Cada psicólogo trabalha de uma forma diferenciada e com diferentes métodos de abordagem, mas depois das primeiras sessões, a maioria aposta em atividades lúdicas para captar a atenção dos pequenos. A imaginação da criança, então, ajuda o profissional na busca por equilíbrio mental do paciente.
“Falamos de uma maneira menos rebuscada como a gente falaria com os adultos. A terapia pode ser feita com jogos e brincadeiras, então a gente acaba até tendo mais recursos com as crianças do que a gente tem com os adulto”, declara. Com o avanço das atividades, os profissionais conseguem entender melhor sobre como podem ajudar a saúde mental da criança em questão.
E os pais?
A participação da família é essencial para o progresso das atividades terapêuticas da criança. Filipe explica que alguns momentos da terapia com a criança são discutidos e abertos para os pais, mas nem todos os momentos são expostos. “Os pais também precisam ter passado por um trabalho de orientação e treinamento parental para receber [as informações sobre o filho na terapia] e tratá-las de maneira bastante cuidadosa”.

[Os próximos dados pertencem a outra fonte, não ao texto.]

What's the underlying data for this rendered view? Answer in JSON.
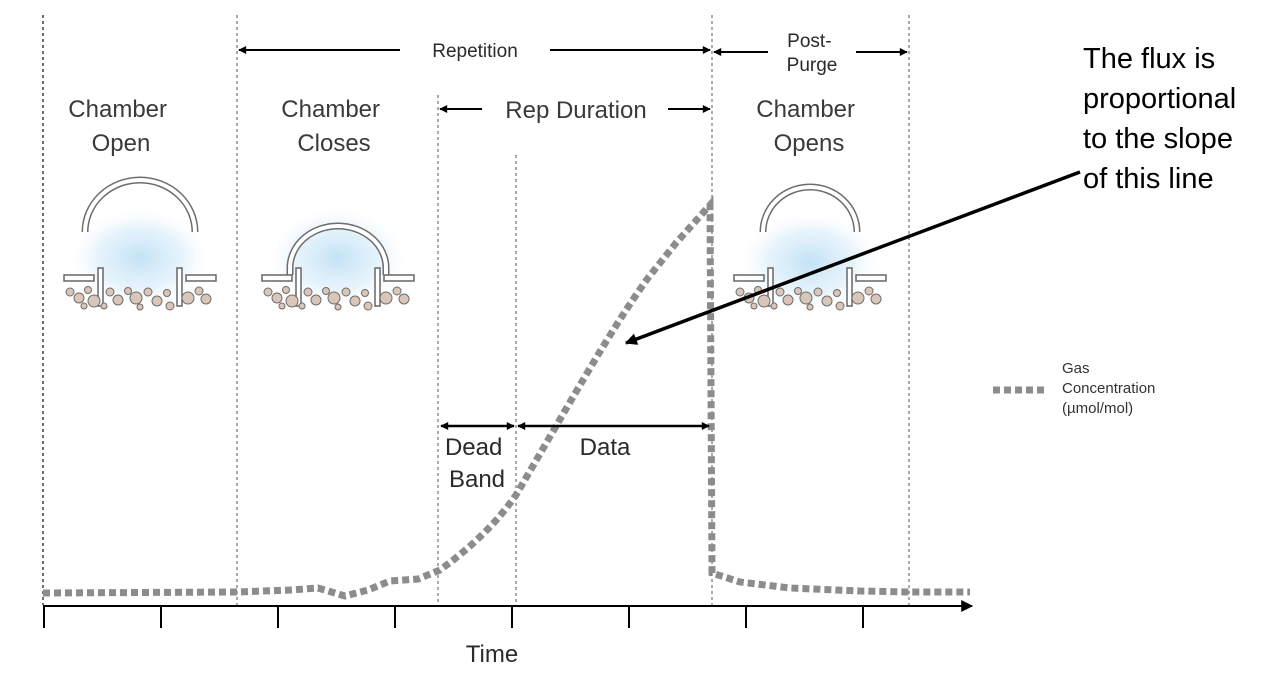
{
  "phases": {
    "chamber_open": [
      "Chamber",
      "Open"
    ],
    "chamber_closes": [
      "Chamber",
      "Closes"
    ],
    "chamber_opens": [
      "Chamber",
      "Opens"
    ]
  },
  "intervals": {
    "repetition": "Repetition",
    "post_purge": [
      "Post-",
      "Purge"
    ],
    "rep_duration": "Rep Duration",
    "dead_band": [
      "Dead",
      "Band"
    ],
    "data": "Data"
  },
  "axis": {
    "x_label": "Time"
  },
  "callout": {
    "lines": [
      "The flux is",
      "proportional",
      "to the slope",
      "of this line"
    ]
  },
  "legend": {
    "lines": [
      "Gas",
      "Concentration",
      "(µmol/mol)"
    ]
  },
  "colors": {
    "curve": "#8c8c8c",
    "chamber_glow": "#bfe0f5",
    "soil_particle": "#d9c6b8",
    "axis": "#000000",
    "divider": "#555555"
  },
  "icons": [
    "chamber-open-icon",
    "chamber-closed-icon",
    "chamber-opening-icon"
  ]
}
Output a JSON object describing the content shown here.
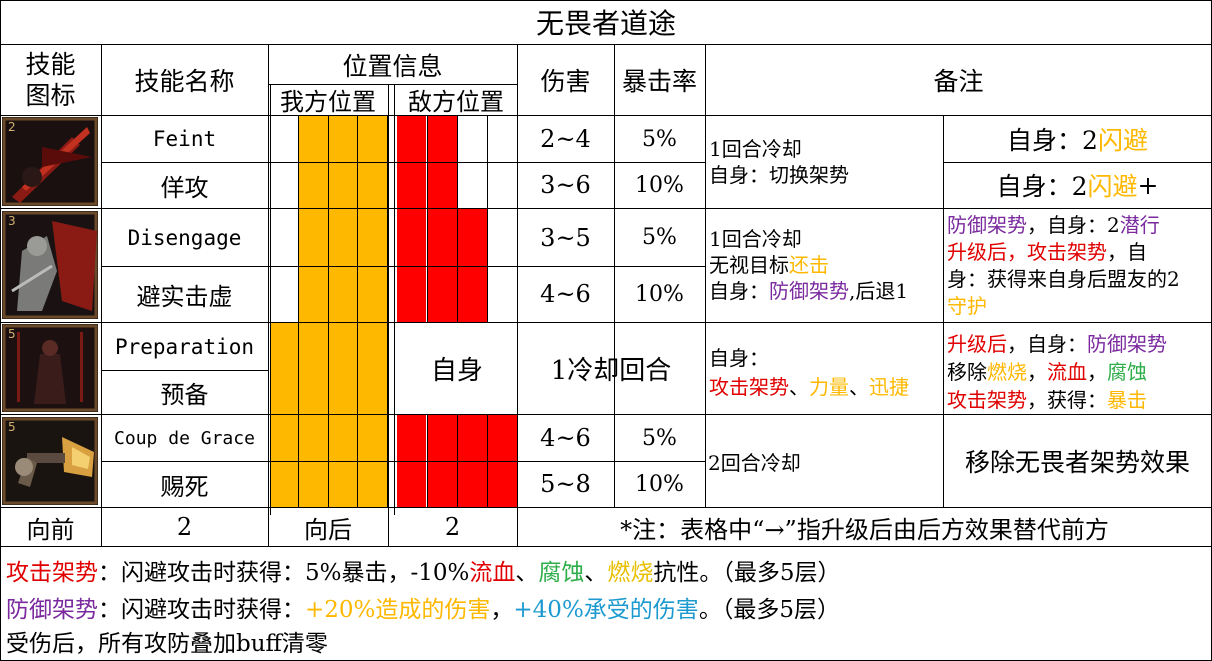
{
  "title": "无畏者道途",
  "headers": {
    "icon_line1": "技能",
    "icon_line2": "图标",
    "skill_name": "技能名称",
    "position_info": "位置信息",
    "own_position": "我方位置",
    "enemy_position": "敌方位置",
    "damage": "伤害",
    "crit": "暴击率",
    "notes": "备注"
  },
  "colors": {
    "own_position_fill": "#ffb800",
    "enemy_position_fill": "#ff0000",
    "text_red": "#e00000",
    "text_purple": "#7a2a9e",
    "text_orange": "#ffb800",
    "text_green": "#2fae4a",
    "text_teal": "#1c9ad0"
  },
  "skills": [
    {
      "icon": "sword-slash-icon",
      "icon_level": "2",
      "name_en": "Feint",
      "name_cn": "佯攻",
      "own_slots": [
        false,
        true,
        true,
        true
      ],
      "enemy_slots": [
        true,
        true,
        false,
        false
      ],
      "damage": [
        "2~4",
        "3~6"
      ],
      "crit": [
        "5%",
        "10%"
      ],
      "cooldown_note": {
        "line1": "1回合冷却",
        "line2": "自身：切换架势"
      },
      "right_notes": {
        "row1_prefix": "自身：2",
        "row1_keyword": "闪避",
        "row2_prefix": "自身：2",
        "row2_keyword": "闪避",
        "row2_suffix": "+"
      }
    },
    {
      "icon": "cloaked-figure-retreat-icon",
      "icon_level": "3",
      "name_en": "Disengage",
      "name_cn": "避实击虚",
      "own_slots": [
        false,
        true,
        true,
        true
      ],
      "enemy_slots": [
        true,
        true,
        true,
        false
      ],
      "damage": [
        "3~5",
        "4~6"
      ],
      "crit": [
        "5%",
        "10%"
      ],
      "cooldown_note": {
        "line1": "1回合冷却",
        "line2_prefix": "无视目标",
        "line2_keyword": "还击",
        "line3_prefix": "自身：",
        "line3_keyword": "防御架势",
        "line3_suffix": ",后退1"
      },
      "right_notes": {
        "l1_a": "防御架势",
        "l1_b": "，自身：2",
        "l1_c": "潜行",
        "l2_a": "升级后，",
        "l2_b": "攻击架势",
        "l2_c": "，自",
        "l3": "身：获得来自身后盟友的2",
        "l4": "守护"
      }
    },
    {
      "icon": "standing-figure-icon",
      "icon_level": "5",
      "name_en": "Preparation",
      "name_cn": "预备",
      "own_slots": [
        true,
        true,
        true,
        true
      ],
      "enemy_label": "自身",
      "merged_value": "1冷却回合",
      "cooldown_note": {
        "line1": "自身：",
        "line2_a": "攻击架势",
        "line2_sep1": "、",
        "line2_b": "力量",
        "line2_sep2": "、",
        "line2_c": "迅捷"
      },
      "right_notes": {
        "l1_a": "升级后",
        "l1_b": "，自身：",
        "l1_c": "防御架势",
        "l2_a": "移除",
        "l2_b": "燃烧",
        "l2_c": "，",
        "l2_d": "流血",
        "l2_e": "，",
        "l2_f": "腐蚀",
        "l3_a": "攻击架势",
        "l3_b": "，获得：",
        "l3_c": "暴击"
      }
    },
    {
      "icon": "pistol-shot-icon",
      "icon_level": "5",
      "name_en": "Coup de Grace",
      "name_cn": "赐死",
      "own_slots": [
        true,
        true,
        true,
        true
      ],
      "enemy_slots": [
        true,
        true,
        true,
        true
      ],
      "damage": [
        "4~6",
        "5~8"
      ],
      "crit": [
        "5%",
        "10%"
      ],
      "cooldown_note": {
        "line1": "2回合冷却"
      },
      "right_notes": {
        "text": "移除无畏者架势效果"
      }
    }
  ],
  "footer_row": {
    "forward_label": "向前",
    "forward_value": "2",
    "back_label": "向后",
    "back_value": "2",
    "note": "*注：表格中“→”指升级后由后方效果替代前方"
  },
  "bottom_lines": {
    "line1": {
      "a": "攻击架势",
      "b": "：闪避攻击时获得：5%暴击，-10%",
      "c": "流血",
      "d": "、",
      "e": "腐蚀",
      "f": "、",
      "g": "燃烧",
      "h": "抗性。（最多5层）"
    },
    "line2": {
      "a": "防御架势",
      "b": "：闪避攻击时获得：",
      "c": "+20%造成的伤害",
      "d": "，",
      "e": "+40%承受的伤害",
      "f": "。（最多5层）"
    },
    "line3": "受伤后，所有攻防叠加buff清零"
  }
}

De acordo com Miguel Bunge, existe uma relação de confidencialidade entre o paciente menor de idade e o psicólogo. “Quando uma criança, por exemplo, fala de quem que ela é apaixonada, por exemplo, a gente nunca vai contar para os pais. Não fazemos fofoca, e sim falamos apenas aquilo que é relevante para o desenvolvimento do quadro clínico”
“Não necessariamente descrevemos as falas da criança, mas a gente descreve agora os comportamentos para orientarmos os pais a seguirem alguma conduta em casa. A única questão que vai fazer a gente quebrar nosso sigilo é se a criança estiver na situação de risco”, finaliza.